Acute care use among patients with dementia places a large financial burden on our health care system.3 This care may be avoidable and effective methods for preventing ED use could significantly reduce costs for this high-risk patient population.10 These findings complement past work quantifying health care costs associated with caring for individuals with dementia by identifying new targets for interventions designed to improve care and reduce ED use.

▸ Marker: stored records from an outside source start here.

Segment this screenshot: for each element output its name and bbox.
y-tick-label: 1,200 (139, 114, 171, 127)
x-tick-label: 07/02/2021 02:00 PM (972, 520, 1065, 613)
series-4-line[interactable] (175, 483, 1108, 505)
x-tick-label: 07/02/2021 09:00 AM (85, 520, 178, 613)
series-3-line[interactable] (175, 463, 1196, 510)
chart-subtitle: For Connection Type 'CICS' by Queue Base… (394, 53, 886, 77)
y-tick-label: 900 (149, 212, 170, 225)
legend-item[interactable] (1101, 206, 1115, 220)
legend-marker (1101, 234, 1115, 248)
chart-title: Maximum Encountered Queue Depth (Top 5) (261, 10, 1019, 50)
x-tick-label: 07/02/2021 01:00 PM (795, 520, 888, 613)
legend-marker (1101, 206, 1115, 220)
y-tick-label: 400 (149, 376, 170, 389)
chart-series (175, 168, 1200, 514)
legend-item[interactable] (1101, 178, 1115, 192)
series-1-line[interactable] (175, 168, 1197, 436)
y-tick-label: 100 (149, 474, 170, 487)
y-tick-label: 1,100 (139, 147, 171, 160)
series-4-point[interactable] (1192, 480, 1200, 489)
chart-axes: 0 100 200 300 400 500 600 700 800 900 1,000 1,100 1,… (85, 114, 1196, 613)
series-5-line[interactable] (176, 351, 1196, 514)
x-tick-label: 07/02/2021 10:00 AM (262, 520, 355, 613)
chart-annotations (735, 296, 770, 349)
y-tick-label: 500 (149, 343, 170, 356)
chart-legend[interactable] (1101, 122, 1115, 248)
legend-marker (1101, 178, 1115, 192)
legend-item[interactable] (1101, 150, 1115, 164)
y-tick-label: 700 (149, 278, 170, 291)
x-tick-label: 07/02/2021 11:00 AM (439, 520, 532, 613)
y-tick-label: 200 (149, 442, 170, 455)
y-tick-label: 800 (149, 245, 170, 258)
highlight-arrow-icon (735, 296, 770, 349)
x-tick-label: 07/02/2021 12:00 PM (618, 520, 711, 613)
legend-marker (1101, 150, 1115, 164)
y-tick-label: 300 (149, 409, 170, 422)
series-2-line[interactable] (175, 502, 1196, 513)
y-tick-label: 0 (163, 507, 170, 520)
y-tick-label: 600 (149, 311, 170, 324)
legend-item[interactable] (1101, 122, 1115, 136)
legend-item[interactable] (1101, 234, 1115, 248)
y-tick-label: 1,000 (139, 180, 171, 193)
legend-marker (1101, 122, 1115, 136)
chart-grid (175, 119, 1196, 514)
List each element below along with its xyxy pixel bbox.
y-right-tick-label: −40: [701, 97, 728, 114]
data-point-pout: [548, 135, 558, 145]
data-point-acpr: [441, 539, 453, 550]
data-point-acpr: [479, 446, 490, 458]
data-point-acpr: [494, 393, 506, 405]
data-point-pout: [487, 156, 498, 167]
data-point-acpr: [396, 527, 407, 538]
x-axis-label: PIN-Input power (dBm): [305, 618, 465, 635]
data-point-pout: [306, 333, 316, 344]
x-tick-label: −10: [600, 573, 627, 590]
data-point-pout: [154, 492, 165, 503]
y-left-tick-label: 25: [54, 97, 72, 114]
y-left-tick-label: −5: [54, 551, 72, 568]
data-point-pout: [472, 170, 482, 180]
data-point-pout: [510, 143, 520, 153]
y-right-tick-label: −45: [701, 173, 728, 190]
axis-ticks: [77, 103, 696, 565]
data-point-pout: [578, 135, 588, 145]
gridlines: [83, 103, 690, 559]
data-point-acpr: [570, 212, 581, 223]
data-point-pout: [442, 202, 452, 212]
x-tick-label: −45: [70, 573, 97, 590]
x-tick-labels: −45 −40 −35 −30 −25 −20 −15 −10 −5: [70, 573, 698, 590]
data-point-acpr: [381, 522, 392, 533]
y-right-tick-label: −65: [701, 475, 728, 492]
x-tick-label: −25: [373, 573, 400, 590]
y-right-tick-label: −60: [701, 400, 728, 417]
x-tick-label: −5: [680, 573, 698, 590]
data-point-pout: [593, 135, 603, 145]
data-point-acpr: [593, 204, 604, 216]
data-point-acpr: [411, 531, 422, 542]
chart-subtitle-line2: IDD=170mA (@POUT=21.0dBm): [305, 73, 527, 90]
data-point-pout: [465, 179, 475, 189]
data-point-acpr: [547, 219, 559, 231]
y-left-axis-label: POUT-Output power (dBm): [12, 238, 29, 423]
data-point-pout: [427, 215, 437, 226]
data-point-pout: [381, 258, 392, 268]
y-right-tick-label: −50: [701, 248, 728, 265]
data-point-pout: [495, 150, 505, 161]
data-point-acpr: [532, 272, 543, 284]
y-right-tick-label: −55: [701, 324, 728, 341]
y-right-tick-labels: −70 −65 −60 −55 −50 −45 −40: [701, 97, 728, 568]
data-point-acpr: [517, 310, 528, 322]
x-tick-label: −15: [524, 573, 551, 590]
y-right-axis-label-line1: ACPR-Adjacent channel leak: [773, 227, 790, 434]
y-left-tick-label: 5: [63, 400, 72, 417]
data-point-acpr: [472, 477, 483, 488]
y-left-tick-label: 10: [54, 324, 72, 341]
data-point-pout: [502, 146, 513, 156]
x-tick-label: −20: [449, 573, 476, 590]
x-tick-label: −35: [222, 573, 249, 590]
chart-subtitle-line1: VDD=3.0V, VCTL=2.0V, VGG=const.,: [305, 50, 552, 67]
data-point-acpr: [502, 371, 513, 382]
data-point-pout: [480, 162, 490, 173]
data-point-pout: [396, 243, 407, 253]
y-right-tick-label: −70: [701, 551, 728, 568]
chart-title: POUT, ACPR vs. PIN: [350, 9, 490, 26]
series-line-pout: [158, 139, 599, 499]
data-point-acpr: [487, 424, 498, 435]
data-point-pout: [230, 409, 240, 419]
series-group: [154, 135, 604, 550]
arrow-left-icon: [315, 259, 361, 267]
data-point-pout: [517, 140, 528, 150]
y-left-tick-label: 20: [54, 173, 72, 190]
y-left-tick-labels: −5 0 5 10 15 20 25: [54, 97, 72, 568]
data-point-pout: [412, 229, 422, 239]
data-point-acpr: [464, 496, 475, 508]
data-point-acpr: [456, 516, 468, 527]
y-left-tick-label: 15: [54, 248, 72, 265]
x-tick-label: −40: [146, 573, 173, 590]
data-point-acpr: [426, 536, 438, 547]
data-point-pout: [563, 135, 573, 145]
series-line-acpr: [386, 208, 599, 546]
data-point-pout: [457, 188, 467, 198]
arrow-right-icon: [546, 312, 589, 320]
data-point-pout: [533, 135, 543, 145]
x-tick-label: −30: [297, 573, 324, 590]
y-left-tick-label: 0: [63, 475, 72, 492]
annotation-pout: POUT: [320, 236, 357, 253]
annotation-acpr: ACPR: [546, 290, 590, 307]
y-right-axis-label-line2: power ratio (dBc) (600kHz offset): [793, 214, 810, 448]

A better understanding of what drives caregiver depression could guide the design of effective interventions to reduce it. Past efforts have been met with varying degrees of success.34 Psychosocial interventions have led to reductions in caregiver depression, caregiver burden, and rates of institutionalization, although the effect sizes are at times small and many studies have not examined the association with hospital and ED use.16,17,35,36,37,38 Thus, while promising, there is an ongoing need to refine and understand our approach to caregiver health and health care use among patients with dementia.

Limitations

There are limitations to this study. In examining patient-caregiver dyads enrolled in a randomized clinical trial, we expose ourselves to possible selection bias. Because dyads were invited to participate in the trial to contribute to research and were not told that there would be any benefit to them, dyads with higher depression and levels of burden likely declined enrollment because they lacked the capacity to complete surveys every 6 months. In this circumstance, selection would bias our results toward the null. Second, assignment to the intervention group could affect ED presentation; however, we repeated the model incorporating intervention group as a covariate, which did not change our results. We also restricted our analysis to data collected within the first 6 months of trial enrollment to limit confounding by treatment effects because the trial intervention was gradual and the association with health care use was not hypothesized to occur by 6 months. Third, there continue to be potential sources of residual confounding. For instance, socioeconomic status and behavioral characteristics of the caregiver or patient may affect both caregiver depression and ED use. Thus, these findings do not imply that improving caregiver depression will directly lead to fewer ED presentations. We also did not have a method of validating our primary outcome, caregiver-reported number of ED visits; however, prior studies have shown high accuracy for self-reported hospitalization information, the rates were comparable with those of previous studies examining ED use among patients with dementia, the number of visits was low, and collecting information biennially optimized reporting accuracy.39 Finally, this study included patients in only 3 states (California, Nebraska, and Iowa), thus limiting its generalizability to different clinical environments.

Conclusions

Caregiver depression is associated with higher rates of ED use among patients with dementia. This finding identifies an important risk factor for health care use. By overlooking caregiver depression in our clinical encounters, we may be neglecting an important component of care and limiting out ability to maximize patient outcomes. The next challenge will be determining whether interventions that decrease caregiver depression can result in better health and lower costs for patients and caregivers alike.